Cluster Control Plane Availability
Because the webhook is being called for all K8s API server requests (under the default configuration), the availability of K8s's control plane becomes subject to the availability of the webhook. It is important to have an idea of your expected API server availability SLO and make sure Gatekeeper is configured to support that.
Below are some potential ways to do that and their gotchas.
Limit the Gatekeeper Webhook's Scope
It is possible to exempt certain namespaces from being subject to the webhook, or to only call the webhook for certain kinds. This could be one way to prevent the webhook from interfering with sensitive processes.
It can be hard to say for certain that all critical resources have been exempted because dependencies can be non-obvious. Some examples:
kube-systemnamespace is a good starting place, but what about cluster-scoped resources, like nodes? What about other potentially critical namespaces like
- Some seemingly innocuous kinds can actually play a critical role in cluster operations. Did you know that a
ConfigMapis used as the locking resource for some Kubernetes leader elections?
If you are relying on exempting resources to keep your cluster available, be sure you know all the critical dependencies of your cluster. Unfortunately this is very cluster-specific, so there is no general guidance to be offered here.
Harden Your Deployment
Gatekeeper attempts to be resilient out-of-the-box by running its webhook in multiple pods. You can take that work and adapt it to your cluster by adding the appropriate node selectors and scaling the number of nodes up or down as desired.
Impact of Scaling Nodes
Putting hard numbers on the impact scaling resources has on Gatekeeper's availability depends on the specifics of the underlying hardware of your cluster and how Gatekeeper is distributed across it, but there are some general themes:
- Increasing the number of webhook pods should increase QPS serving capacity
- Increasing the number of webhook pods tends to increase uptime of the service
- Increasing the number of webhook pods may increase the time it takes for a constraint to be enforced by all pods in the system
Potential Gotcha: Failure Domains
Increasing the number of pods increases the theoretical uptime of a system under the theory that if one pod goes down the other pods continue to serve and pick up the slack. This assumption fails if multiple pods fail at the same time due to the same root cause. This happens when multiple pods are in the same failure domain.

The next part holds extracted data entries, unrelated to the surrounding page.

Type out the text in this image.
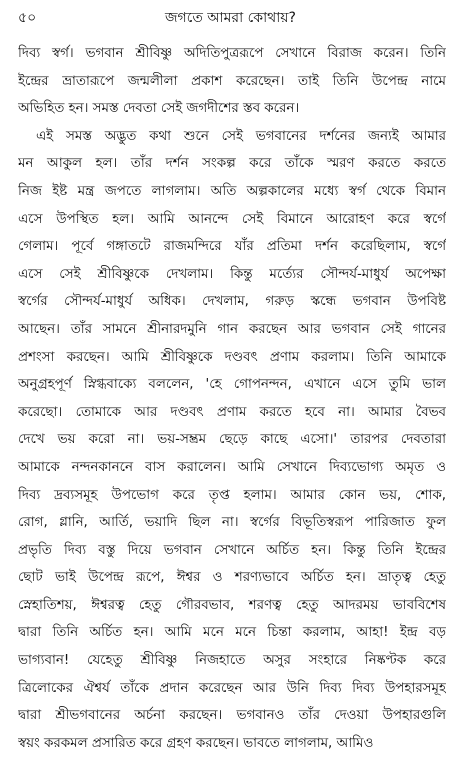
৫০	জগতে আমরা কোথায়?
দিব্য স্বর্গ। ভগবান শ্রীবিষ্ণু অদিতিপুত্ররূপে সেখানে বিরাজ করেন। তিনি
ইন্দ্রের ভ্রাতারূপে জন্মলীলা প্রকাশ করেছেন। তাই তিনি উপেন্দ্র নামে
অভিহিত হন। সমস্ত দেবতা সেই জগদীশের স্তব করেন।
এই সমস্ত অদ্ভুত কথা শুনে সেই ভগবানের দর্শনের জন্যই আমার
মন আকুল হল। তাঁর দর্শন সংকল্প করে তাঁকে স্মরণ করতে করতে
নিজ ইষ্ট মন্ত্র জপতে লাগলাম। অতি অল্পকালের মধ্যে স্বর্গ থেকে বিমান
এসে উপস্থিত হল। আমি আনন্দে সেই বিমানে আরোহণ করে স্বর্গে
গেলাম। পূর্বে গঙ্গাতটে রাজমন্দিরে যাঁর প্রতিমা দর্শন করেছিলাম, স্বর্গে
এসে সেই শ্রীবিষ্ণুকে দেখলাম। কিন্তু মর্ত্যের সৌন্দর্য-মাধুর্য অপেক্ষা
স্বর্গের সৌন্দর্য-মাধুর্য অধিক। দেখলাম, গরুড় স্কন্ধে ভগবান উপবিষ্ট
আছেন। তাঁর সামনে শ্রীনারদমুনি গান করছেন আর ভগবান সেই গানের
প্রশংসা করছেন। আমি শ্রীবিষ্ণুকে দণ্ডবৎ প্রণাম করলাম। তিনি আমাকে
অনুগ্রহপূর্ণ স্নিগ্ধবাক্যে বললেন, 'হে গোপনন্দন, এখানে এসে তুমি ভাল
করেছো। তোমাকে আর দণ্ডবৎ প্রণাম করতে হবে না। আমার বৈভব
দেখে ভয় করো না। ভয়-সম্ভ্রম ছেড়ে কাছে এসো।' তারপর দেবতারা
আমাকে নন্দনকাননে বাস করালেন। আমি সেখানে দিব্যভোগ্য অমৃত ও
দিব্য দ্রব্যসমূহ উপভোগ করে তৃপ্ত হলাম। আমার কোন ভয়, শোক,
রোগ, গ্লানি, আর্তি, ভয়াদি ছিল না। স্বর্গের বিভূতিস্বরূপ পারিজাত ফুল
প্রভৃতি দিব্য বস্তু দিয়ে ভগবান সেখানে অর্চিত হন। কিন্তু তিনি ইন্দ্রের
ছোট ভাই উপেন্দ্র রূপে, ঈশ্বর ও শরণ্যভাবে অর্চিত হন। ভ্রাতৃত্ব হেতু
স্নেহাতিশয়, ঈশ্বরত্ব হেতু গৌরবভাব, শরণত্ব হেতু আদরময় ভাববিশেষ
দ্বারা তিনি অর্চিত হন। আমি মনে মনে চিন্তা করলাম, আহা! ইন্দ্র বড়
ভাগ্যবান! যেহেতু শ্রীবিষ্ণু নিজহাতে অসুর সংহারে নিষ্কণ্টক করে
ত্রিলোকের ঐশ্বর্য তাঁকে প্রদান করেছেন আর উনি দিব্য দিব্য উপহারসমূহ
দ্বারা শ্রীভগবানের অর্চনা করছেন। ভগবানও তাঁর দেওয়া উপহারগুলি
স্বয়ং করকমল প্রসারিত করে গ্রহণ করছেন। ভাবতে লাগলাম, আমিও
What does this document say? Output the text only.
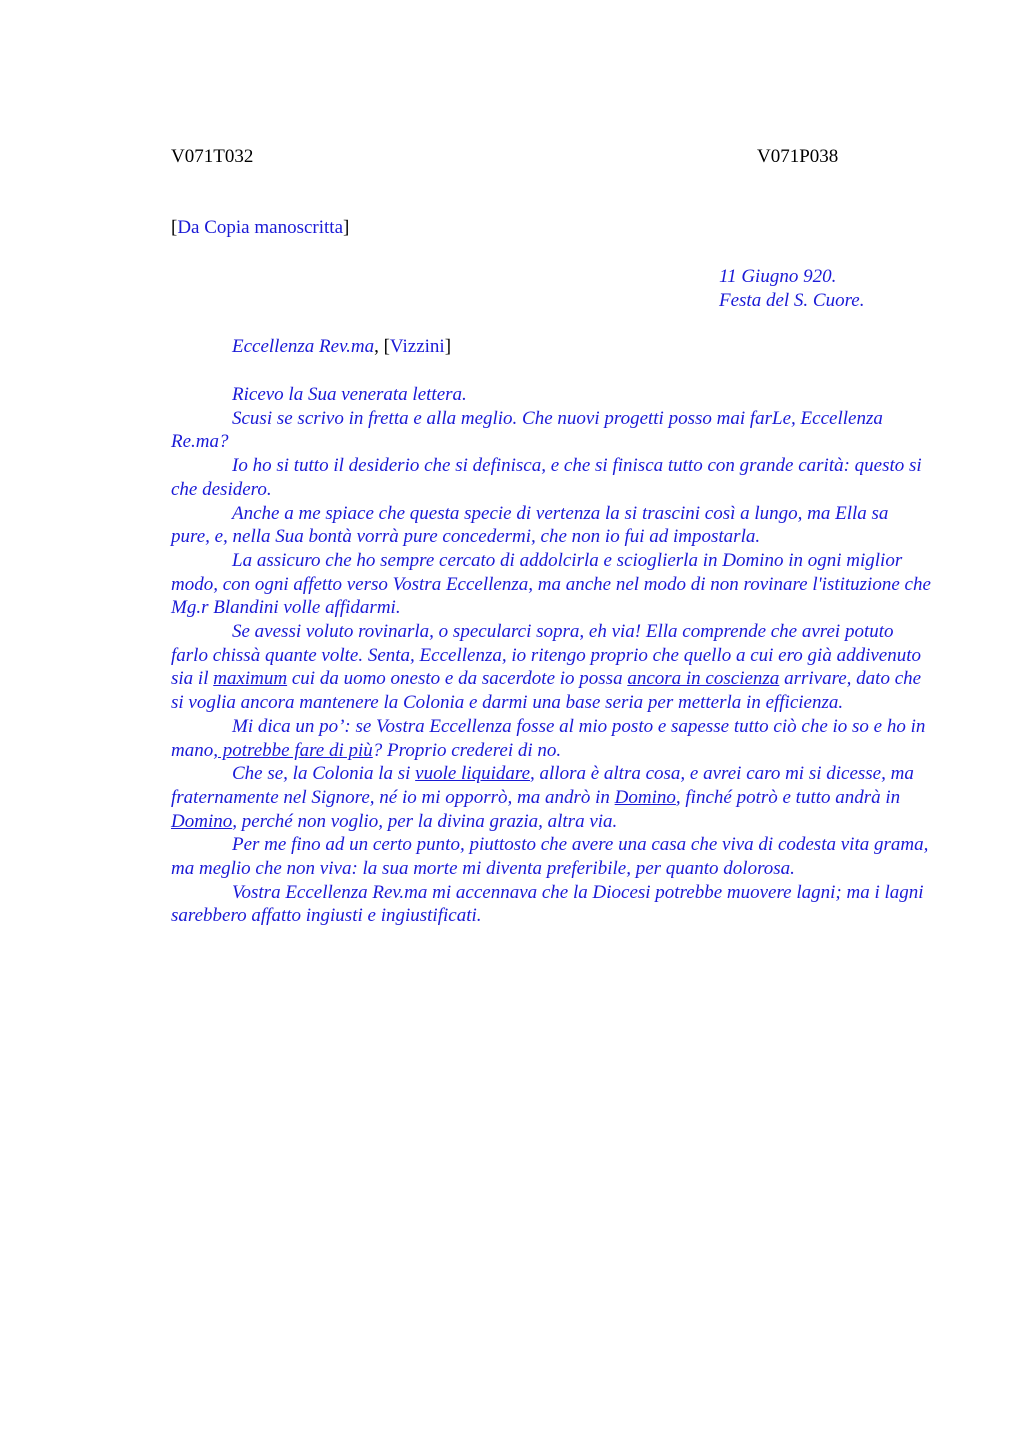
V071T032	V071P038
[Da Copia manoscritta]
11 Giugno 920.
Festa del S. Cuore.
Eccellenza Rev.ma, [Vizzini]

Ricevo la Sua venerata lettera.

Scusi se scrivo in fretta e alla meglio. Che nuovi progetti posso mai farLe, Eccellenza Re.ma?

Io ho si tutto il desiderio che si definisca, e che si finisca tutto con grande carità: questo si che desidero.

Anche a me spiace che questa specie di vertenza la si trascini così a lungo, ma Ella sa pure, e, nella Sua bontà vorrà pure concedermi, che non io fui ad impostarla.

La assicuro che ho sempre cercato di addolcirla e scioglierla in Domino in ogni miglior modo, con ogni affetto verso Vostra Eccellenza, ma anche nel modo di non rovinare l'istituzione che Mg.r Blandini volle affidarmi.

Se avessi voluto rovinarla, o specularci sopra, eh via! Ella comprende che avrei potuto farlo chissà quante volte. Senta, Eccellenza, io ritengo proprio che quello a cui ero già addivenuto sia il maximum cui da uomo onesto e da sacerdote io possa ancora in coscienza arrivare, dato che si voglia ancora mantenere la Colonia e darmi una base seria per metterla in efficienza.

Mi dica un po’: se Vostra Eccellenza fosse al mio posto e sapesse tutto ciò che io so e ho in mano, potrebbe fare di più? Proprio crederei di no.

Che se, la Colonia la si vuole liquidare, allora è altra cosa, e avrei caro mi si dicesse, ma fraternamente nel Signore, né io mi opporrò, ma andrò in Domino, finché potrò e tutto andrà in Domino, perché non voglio, per la divina grazia, altra via.

Per me fino ad un certo punto, piuttosto che avere una casa che viva di codesta vita grama, ma meglio che non viva: la sua morte mi diventa preferibile, per quanto dolorosa.

Vostra Eccellenza Rev.ma mi accennava che la Diocesi potrebbe muovere lagni; ma i lagni sarebbero affatto ingiusti e ingiustificati.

Here are some common ways for two pods to be in the same failure domain:
- Running on the same node
- Running on the same physical host (e.g. multiple nodes are VMs backed by the same physical machine)
- Running on different physical hosts with the same network switch
- Running on different physical hosts with the same power supply
- Running on different physical hosts in the same rack
Different clusters may have different backing physical infrastructures and different risk tolerances. Because of this, there is no definitive list of failure domains or guidance on how that should affect your setup.
Why Is This Hard?
In a nutshell it's because it's a webhook, and because it's self-hosted. All REST servers require enough high-availabily infrastructure to satisfy their SLOs (see cloud availability zones / regions). Self-hosted webhooks create a circular dependency that has the potential to interfere with the self-healing Kubenetes usually provides. Any self-hosted admission webhook would be subject to these same concerns.